Никогда не узнает о нынешней жизни - и смерти - его ближайших друзей и семьи. Или уже прошлой жизни. Сейчас они были уже мертвы, так как жили тысячи лет назад в его былой жизни. Люди и места, которые были так важны для него, теперь были похожи на туман в его голове, иногда густой и осязаемый, а иногда настолько прозрачный, что он бы и не узнал, существовали ли они на самом деле, если бы не тягучий, вездесущий аромат.
Он все еще болезненно переживал их потерю.
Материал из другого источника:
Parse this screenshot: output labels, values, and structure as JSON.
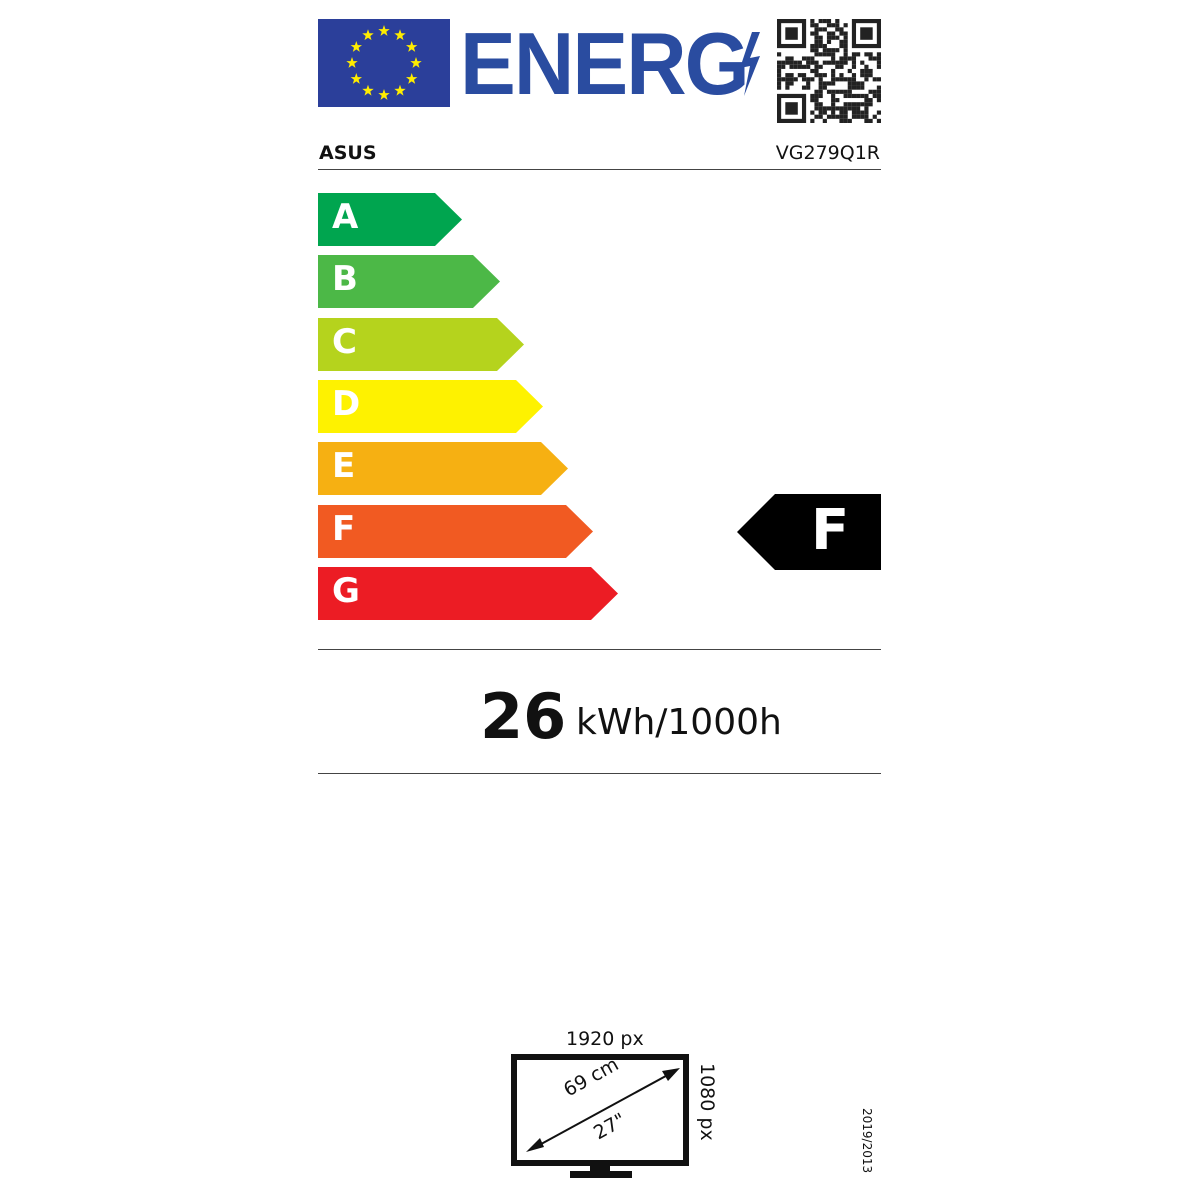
{
  "header": {
    "logo_text": "ENERG",
    "supplier": "ASUS",
    "model": "VG279Q1R"
  },
  "scale": {
    "classes": [
      {
        "label": "A",
        "color": "#00a54f"
      },
      {
        "label": "B",
        "color": "#4cb847"
      },
      {
        "label": "C",
        "color": "#b5d31d"
      },
      {
        "label": "D",
        "color": "#fef200"
      },
      {
        "label": "E",
        "color": "#f6b012"
      },
      {
        "label": "F",
        "color": "#f15a22"
      },
      {
        "label": "G",
        "color": "#ec1c24"
      }
    ],
    "rated_class": "F"
  },
  "consumption": {
    "value": "26",
    "unit": "kWh/1000h"
  },
  "display": {
    "width_px": "1920 px",
    "height_px": "1080 px",
    "diagonal_cm": "69 cm",
    "diagonal_in": "27\""
  },
  "regulation": "2019/2013",
  "colors": {
    "eu_blue": "#2b3f9a",
    "star_yellow": "#ffed00",
    "energ_blue": "#2a4ca0"
  }
}
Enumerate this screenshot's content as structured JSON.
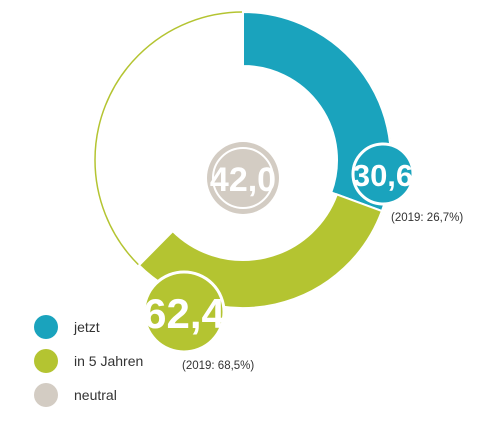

Болезненно, потому что больше никогда не познает истинной дружбы, у него не будет собственного дома. У него будут только прихоти и вечно меняющиеся желания его гуан ренов.
Горечь наполнила жизнь, эмоции, которым он редко позволял проявляться, но с которыми ничего не мог поделать сейчас, окутали его отчаянием, таким явственным, что Тристан чуть ли не зарычал от физической боли. Со злым выражением на лице он посмотрел на пустое пространство вокруг. Он будто посмотрел в зеркало, и отразилась лишь эта пустота и внутри него, которую он обычно прятал. Он потерял свое будущее. Своих возлюбленных.
Может, даже душу.
Что теперь у него было, кроме вечного рабства? Безнадежность присоединилась к горечи, ведя отчаянную войну против его решительности, каждая эмоция царапала Тристана изнутри, раня его и оставляя ссадины. Только гордость все еще останавливала от капитуляции, держала в неповиновении и препятствовала тому, чтобы он кричал в небеса, умоляя Зирру освободить его. Не то чтобы она услышала, но все же желание иногда появлялось. Да, только гордость поддерживала его, из-за которой он и был в таком отчаянии. И все же она одна помогала ему оставаться в здравом уме.
Когда Тристан продолжил расхаживать по прихожей, его шаги стали возбужденными, отрывистыми. Каждая кость в теле горела от мучительных эмоций. Он должен отвлечься, потерять себя в женском теле, теле Джулии. Секс стер бы острые воспоминания о его прошлой жизни. Если он сможет контролировать наслаждение, он сможет контролировать и женщину.
Но Джулия не хотела его.
Он сцепил руки в замок. Что ж, он использует каждое чувственное оружие в его распоряжении, чтобы соблазнить ее. Все это время не позволяя себе и ей затронуть его эмоции.
Хмурясь, он подошел к ее двери и остановился. Он не мог войти без ее разрешения. Эта мысль еще больше рассердила его. Ради Эллии, он ненавидел, когда кто-то говорил ему, что делать. Всегда ненавидел. Он был бойцом, лидером лучшего войска, и все эти годы порабощения не убили его воинские инстинкты.
Воин дает приказы, а не подчиняется им.
Тело затопило отчаяние. Он дотронулся до ручки двери - она легко повернулась.
- Можно войти, Джулия? - слова быстро сорвались с его губ, будто он презирал то, что говорил.
- Зачем? - она приглушенно ответила. - Я уже говорила тебе. Ты и я не... Мы не...
- Я пришел не для того, чтобы умолять о благосклонности, если это твое желание.
Он провел слишком много времени в детстве на коленях, выпрашивая одежду, еду и привязанности. Его попытки вознаграждались лишь болью и оскорблениями. Чтобы по собственной воле вручить эту власть другому... Нет, он никогда бы на это не пошел. Он показал это Зирре и сейчас покажет и Джулии.
- Мне ничего не нужно от тебя, - сказала она. - Я просто хочу поспать. Одна.
Она не хотела, чтобы он унижался. Его мышцы расслабились.
- Я должен удостовериться, что твоя комната должным образом защищена от вторжения злоумышленников. - "Прежде чем я раздену тебя и соблазню".
Тяжелая пауза повисла в воздухе. В итоге, она выдохнула и произнесла:
- Ладно, можешь войти.
Он открыл дверь. Свет лился из прибора на потолке, словно кристальные слезы, ярко освещая маленькую комнату. Свет в Империи источали драгоценные камни ламори, живые камни, хотя в мирах, в которых он успел побывать, Тристан видел подобные источники света, даже более искусно сделанные, поэтому на этот он не обратил внимания. Джулия сидела на греховно пышно украшенной кровати на четырех столбиках под розовым балдахином. Она подтянула колени к груди, ее длинные цвета меда волосы каскадом окружали ее лицо, плечи и тонкие руки, словно солнечные лучи.